CEOs have to hold themselves and others accountable for diversity and inclusion.
by Christopher Metzler
October 1, 2015
Over the past decade, I worked in academia where I could comfortably write about CEOs’ commitment to diversity, and the need for them to hold people accountable. As a consultant, I often worked with chief executives on what to do about diversity, what to say and how to demonstrate commitment.
Now that I am a CEO, and I realize that holding others accountable is easy; holding myself accountable is hard. But it can be done.
Many chief executives care about diversity. However, many of us have not examined our intrinsic and extrinsic reasons for caring. A fellow CEO said to me at lunch the other day, “Look, I have not walked in your shoes. There is only so much I am going to actually know about what it’s like to be excluded. I grew up in a time when everybody was treated fairly, so I care about making sure my organization is fair to everyone.”
I said I understood, and then I talked him through the reality that diversity is not about fairness. It’s about access, opportunity and leading from a place where
diversity is woven into the ecosystem of the organization.
When I took the reins as CEO, I thought I knew all there was to know about diversity. After all, I’ve done the work and published seminal pieces on the topic. I was wrong.
Chief executives are trained to get things done, to protect shareholder and stakeholder interests. This means that we must be decisive and take action. With that in mind, I put together several permanent cost-reduction teams whose singular focus was profitably, sustainability and efficiency. The teams were visibly diverse. I thought my work was outstanding.
It was a mess.
I did not consider that the team had to present recommendations in a matrix organization. Visible diversity alone was not enough. While the team came from different parts of the business, I failed to vet them for an understanding of how the business worked and how their recommendations would affect its operations. This vetting would not have necessarily eliminated diversity on the team. In fact, as the CEO, it would have given me the opportunity to have a team that was visibly and geographically diverse, and an asset to the business.
The chief diversity officer is a critical component in these kinds of discussions. Though many chief executives believe this intrinsically, they simply don’t act on it. I’ve found many of my CEO colleagues want to give the title chief diversity officer, but that person tends to be neither chief nor officer. Too many of us still believe diversity is something nice to do — not something critical to a company’s survival.

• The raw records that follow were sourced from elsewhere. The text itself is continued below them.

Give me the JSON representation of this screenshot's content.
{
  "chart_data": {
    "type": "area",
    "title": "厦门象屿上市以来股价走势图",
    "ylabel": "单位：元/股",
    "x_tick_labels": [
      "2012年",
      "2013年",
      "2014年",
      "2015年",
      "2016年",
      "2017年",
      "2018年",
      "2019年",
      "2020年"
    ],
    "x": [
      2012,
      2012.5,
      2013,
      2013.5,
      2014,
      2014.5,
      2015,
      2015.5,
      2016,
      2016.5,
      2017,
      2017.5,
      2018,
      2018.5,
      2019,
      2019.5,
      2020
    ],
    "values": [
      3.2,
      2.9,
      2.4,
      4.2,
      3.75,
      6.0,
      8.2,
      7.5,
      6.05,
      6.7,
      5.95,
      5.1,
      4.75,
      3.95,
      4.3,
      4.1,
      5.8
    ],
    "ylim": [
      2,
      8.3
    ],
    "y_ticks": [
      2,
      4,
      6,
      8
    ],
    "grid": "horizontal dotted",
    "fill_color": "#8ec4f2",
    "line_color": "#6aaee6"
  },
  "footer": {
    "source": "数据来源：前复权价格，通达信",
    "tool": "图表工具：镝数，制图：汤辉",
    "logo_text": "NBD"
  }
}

We have human resources write the position description, and then we’re not involved until the selection. But the position description is often about diversity experience, rather than a combination of business and diversity experience. A true chief diversity officer is the CEO’s partner.
This person should have the business acumen to help chief executives drive diversity as a business imperative — not to strictly count heads, deliver training and programs, but rather to embed diversity into an organization’s ecosystem. The organization must know that when CDOs speaks, they are speaking for the CEO.
I am a new CEO, and I have much to learn. For instance, we have to deploy the same intestinal fortitude for diversity as we do for the rest of organizational life. But we must start with ourselves, hold ourselves accountable and build inclusive — as well as profitable — organizations.